I have 3 laptops with Windows 10 on them: 1 works fine, 1 works ... slowly, 1 has just died.
All three are dual-boot with either Xubuntu or Lubuntu.
The 1 working laptop is a HP Compaq CQ45 with 6GB RAM and a fast Quad core Celeron chip. I use it to demo Windows 10 which I "voluntarily teach" at the City Library. Whether I boot it to Windows 10, or Lubuntu 14.04.4 LTS it works well.
The 1 that works slowly is a ASUS Ultrabook with a slow Celeron chip (1.1 or 1.2 ghz) and 2GB RAM. It's as slow as it sounds. When I boot it to Xubuntu 14.04.4 LTS however, it works much better.
The 1 that has just died on it's Windows 10 install is a ASUS Ultrabook FS502C with a Pentium Dual Core 2117U and 4GB RAM. Xubuntu 14.04.4 LTS is running fine on this one too: that's how I identified the chip, with "System Profiler and Benchmark". I have to confess the Windows 10 install is probably a hodge-podge mess, as I had used it for the preview editions, and it took booting with a Win10 1511 DVD to restore it last time it died.
As a volunteer at the City Library, I've encountered many people having problems because their laptop upgraded without them having particularly intended to.
Even experienced people have been caught out, and I've taken great delight in sharing GWX Control Panel with those who are horrified by the possibility it will happen "behind their back". I've also made careful note of the mention of Never10 in discussions here :-)
My advice to people is, if you like Windows 7 or 8.1, don't upgrade to 10. The earlier versions will be supported for what will probably by the life of the average laptop (another 4 years or so), and if they then buy a new one, they get Windows 10 by default ... hopefully a mature product by then.
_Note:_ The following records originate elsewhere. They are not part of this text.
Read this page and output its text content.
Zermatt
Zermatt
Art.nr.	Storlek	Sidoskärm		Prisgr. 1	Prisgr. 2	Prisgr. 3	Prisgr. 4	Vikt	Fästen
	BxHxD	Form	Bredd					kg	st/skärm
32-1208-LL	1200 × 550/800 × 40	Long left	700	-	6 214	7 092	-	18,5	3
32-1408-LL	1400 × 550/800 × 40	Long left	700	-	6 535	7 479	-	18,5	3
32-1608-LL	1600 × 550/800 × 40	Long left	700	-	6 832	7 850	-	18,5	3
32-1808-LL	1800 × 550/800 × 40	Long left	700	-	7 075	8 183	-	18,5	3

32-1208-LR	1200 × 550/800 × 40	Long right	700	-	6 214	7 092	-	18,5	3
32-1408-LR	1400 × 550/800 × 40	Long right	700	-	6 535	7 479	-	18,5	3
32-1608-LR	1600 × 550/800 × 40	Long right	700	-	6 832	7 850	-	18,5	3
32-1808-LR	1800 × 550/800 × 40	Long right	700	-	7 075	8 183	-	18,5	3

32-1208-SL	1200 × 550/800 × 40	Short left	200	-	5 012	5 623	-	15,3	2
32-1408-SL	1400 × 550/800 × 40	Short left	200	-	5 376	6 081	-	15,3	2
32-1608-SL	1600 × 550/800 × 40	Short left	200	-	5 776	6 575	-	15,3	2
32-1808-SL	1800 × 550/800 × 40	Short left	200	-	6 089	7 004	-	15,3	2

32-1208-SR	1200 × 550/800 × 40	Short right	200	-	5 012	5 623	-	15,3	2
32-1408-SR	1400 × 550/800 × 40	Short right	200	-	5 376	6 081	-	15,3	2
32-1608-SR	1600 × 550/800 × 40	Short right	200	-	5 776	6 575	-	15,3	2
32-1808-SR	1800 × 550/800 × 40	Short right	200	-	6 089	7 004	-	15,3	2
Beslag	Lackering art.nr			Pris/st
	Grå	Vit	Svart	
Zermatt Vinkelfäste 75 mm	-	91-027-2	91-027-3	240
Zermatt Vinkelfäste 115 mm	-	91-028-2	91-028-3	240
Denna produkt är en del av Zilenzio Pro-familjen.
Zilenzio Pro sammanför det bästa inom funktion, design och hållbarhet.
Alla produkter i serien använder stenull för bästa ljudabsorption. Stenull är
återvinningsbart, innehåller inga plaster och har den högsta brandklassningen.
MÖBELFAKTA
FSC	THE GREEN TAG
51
I have one laptop that has Windows 7 and the afore-mentioned Xubuntu 14.04.4 LTS ... and I'm guarding Windows 7 like my life depends on it. I have a desktop PC with Windows 8.1: ditto.
Microsoft might be pushing Windows 10 because it will make life easier for them, but the way they're doing it is not making life easier for customers.
I acknowledge that ongoing development and security issues change things, which is why I accept the eventual upgrading of my Linux installations from one LTS version to the next, but if I've paid good money for an operating system, I expect to keep it as long as I want to!